IQNA

Nehcü’l Belağa ışığında sosyal yaşam / 17

Her gün nasıl bayram olur?

21:29 - October 11, 2023
Haber kodu: 3481976
TAHRAN (IQNA) – Ne zaman nefsimize hakim olup akıl, ruh, konuşma, davranış ve amel dahil olmak üzere beş kuvvetimizi kontrol edebilirsek işte o gün bizim bayramımızdır ve nefsimize hakim olmuşuz demektir.

Hz Ali’nin (a.s) hayat prensipleri her yönüyle Kur’an’a ve Peygamber Efendimiz’in (s.a.v.) sünnetine dayanıyordu. Sosyal hayatında da İlâhi emirlere ve Nebevi sünnete göre hareket etmiştir.

Nehcü’l Belaga araştırmacısı Bahşali Kanberi, sosyal ahlak toplatılarının 17. dersinde kişisel gelişim  konusunda açıklamalarda bulundu:

Bu dersimizde Nehcü’l Belağa’da kişisel gelişim konusuna değineceğim. Nehcü’l Belağa’daki en güzel hutbelerden biri 176. hutbedir. Bu hutbe önemli olmakla birlikte insanın kendini geliştirmesinde de çok etkilidir.

Bu hutbenin kişisel gelişimle ilgili bölümünü ele alacağım. Hz Ali (a.s) Nehcül Belağa’daki hikmetli sözlerinden birinde insanın dikkatli olup Allah’a karşı isyan ve günah işlemediği her günün onun bayramı olduğunu söyler. Dolayısıyla Nehcü’l Belağa’ya göre bayramın bir kriteri vardır. Bayram bir gün değildir ve sadece Şevval ayının ilk günü değildir.
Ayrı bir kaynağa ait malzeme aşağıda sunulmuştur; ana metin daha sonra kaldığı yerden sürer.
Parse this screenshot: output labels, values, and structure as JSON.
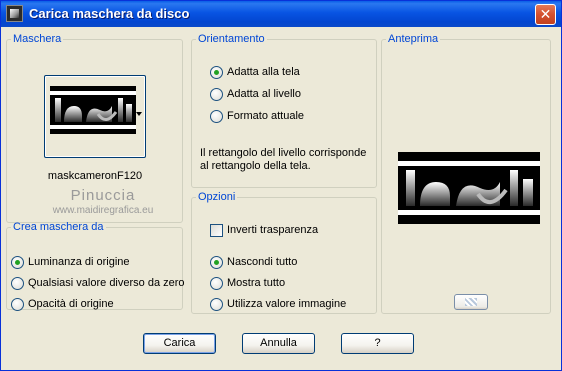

Bayram yani insanın nefsini, aklını, konuşmasını,davranışlarını ve eylemlerini kontrol altına alıp kimseye zarar vermediği, yanlış düşüncelere kapılmadığı gündür, işte o gün bayramdır. Çünkü o gün nefsimize hakim olmuşuzdur. Hz Ali’ye göre bayramın göreceli bir anlamı olup belirli bir günün bayram olması söz konusu değildir.

Bayram kendimize hakim olduğumuz ve nefsimize Allah için kurban verdiğimiz günüdür. Bahsettiğimiz bu kurban farklı alanlardadır. Ve Hz Ali (a.s.) bu hutbesinde bunlardan birinden bahsetmiştir.

Hz Ali (a.s) 176. hutbede şöyle buyuruyor: “Sonra dikkat edin de güzel ahlakı bozmayın ve değiştirmeyin. Tek dilli olun, herkes dilini korumalıdır. Çünkü bu dil sahibine asidir.

Allah'a andolsun ben, dilini korumadıkça sakınan kula bu sakınmasının fayda verdiğini görmedim. Mü'minin dili, kalbinin arkasında; münafığın ise kalbi dilinin arkasındadır. Mümin, bir söz söylemek istediğinde kendi kendine düşünür, hayırsa söyler, şer ise vazgeçer. Münafık ise, kendisine ne getireceğini, ne götüreceğini düşünmeden diline geleni söyler.”

Bu cümlede bahsedilen beş alandan ikisine değiniliyor. İlki amel alanıdır. Yani kendi dilimiz dışında yaptığımız ameller. İkinci olarak değinilen konu konuşmadır. “dilinizi hazine sandığında saklayın dilin çok fazla aktif olmasına izin vermeyin”. Dilimizi üst çene ve alt çene arasında bir sandık içine yerleştirilmiştir. Bu nedenle onu açmalısınız, dili her zaman ve her yerde kullanmamalısınız.

Hz Ali bir başka yerde dili akrebe benzeterek eğer serbest bırakılırsa başkalarını sokacağını söyler. Bunu önlemeliyiz. Dil iki ucu keskin bir kılıçtır. Dünyayı yakabilir, ailevi ilişkileri bozabilir. İnsanları karşı karşıya getirebilir. Aynı zamanda iyi ilişkiler yaratabilir ve ilişkileri iyileştirebilir.

Hz Ali (a.s) dilimizi iyi muhafaza edebilmemiz için dikkatli olmamız gerektiğini ve diğer uzuvlarımızıda iyi kullanmamızı tavsiye eder.